When deciding upon immediate versus delayed implant placement, many factors must be considered before proceeding in a given direction. A thorough evaluation of the patient's presentation and implant site conditions must be performed. But immediate loading should not be indiscriminate!
The diagram of the biologic/biomechanical cycle provides a synopsis of the factors involved in success or failure of immediately placing and loading implants.
Implant osseointegration is a complex process of biology and biomechanics. Immediate implant loading is successful because of a favorable biologic response to stress. Biomechanical design and control of forces on the implant lead to good outcomes. It is not safe to indiscriminately load dental implants. A thorough evaluation of the patient's medical health, dental presentation and overall objectives will aid in determination of implant placement and implant success.
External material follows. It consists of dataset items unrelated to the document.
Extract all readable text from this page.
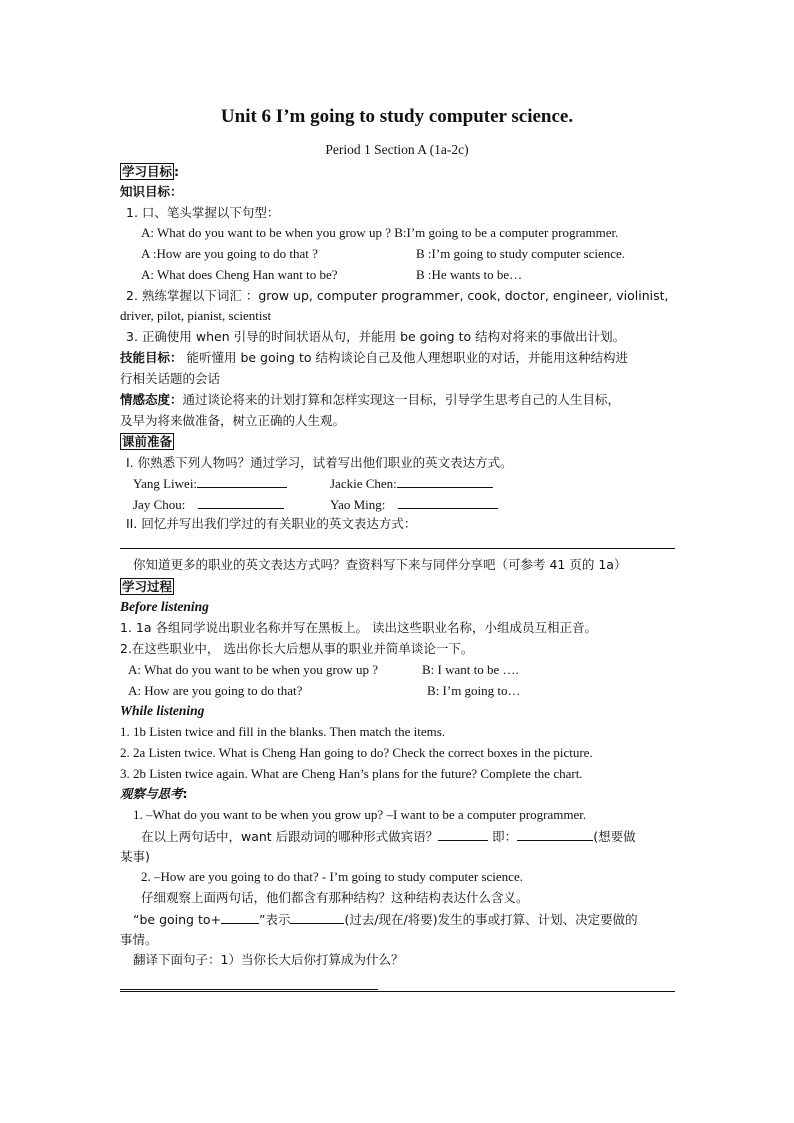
Unit 6 I’m going to study computer science.
Period 1 Section A (1a-2c)
学习目标 :
知识目标：
1. 口、笔头掌握以下句型：
A: What do you want to be when you grow up ? B:I’m going to be a computer programmer.
A :How are you going to do that ?	B :I’m going to study computer science.
A: What does Cheng Han want to be?	B :He wants to be…
2. 熟练掌握以下词汇 ：grow up, computer programmer, cook, doctor, engineer, violinist,
driver, pilot, pianist, scientist
3. 正确使用 when 引导的时间状语从句，并能用 be going to 结构对将来的事做出计划。
技能目标： 能听懂用 be going to 结构谈论自己及他人理想职业的对话，并能用这种结构进
行相关话题的会话
情感态度：通过谈论将来的计划打算和怎样实现这一目标，引导学生思考自己的人生目标，
及早为将来做准备，树立正确的人生观。
课前准备
I. 你熟悉下列人物吗？通过学习，试着写出他们职业的英文表达方式。
Yang Liwei:	Jackie Chen:
Jay Chou:	Yao Ming:
II. 回忆并写出我们学过的有关职业的英文表达方式：
你知道更多的职业的英文表达方式吗？查资料写下来与同伴分享吧（可参考 41 页的 1a）
学习过程
Before listening
1. 1a 各组同学说出职业名称并写在黑板上。 读出这些职业名称，小组成员互相正音。
2.在这些职业中， 选出你长大后想从事的职业并简单谈论一下。
A: What do you want to be when you grow up ?	B: I want to be ….
A: How are you going to do that?	B: I’m going to…
While listening
1. 1b Listen twice and fill in the blanks. Then match the items.
2. 2a Listen twice. What is Cheng Han going to do? Check the correct boxes in the picture.
3. 2b Listen twice again. What are Cheng Han’s plans for the future? Complete the chart.
观察与思考:
1. –What do you want to be when you grow up? –I want to be a computer programmer.
在以上两句话中，want 后跟动词的哪种形式做宾语？	即：	(想要做
某事)
2. –How are you going to do that? - I’m going to study computer science.
仔细观察上面两句话，他们都含有那种结构？这种结构表达什么含义。
“be going to+	”表示	(过去/现在/将要)发生的事或打算、计划、决定要做的
事情。
翻译下面句子：1）当你长大后你打算成为什么？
So, the question remains as to why did Caroline's implant fail? She presented with the ideal circumstance for immediate placement and immediate loading of the implant. All precautions were taken to avoid failure. And yet, osseointegration did not occur. Caroline and her parents were as disappointed as I that implant failure occurred.
But because I could help them understand this biologic and biomechanical process, they were supportive of implant replacement.
The failed implant was removed. A second implant was placed following healing of the site. A provisional was, again, placed on the new implant at the time of placement. Maintenance and care instructions were provided. This implant healed, uneventfully, four months before final restoration. Caroline was very satisfied with this result.
Unfortunately, I do not know why this failure happened. But, by having knowledge and understanding of the implant integration process, we are better able to communicate with our patients and provide guidance as to the direction of treatment and its success.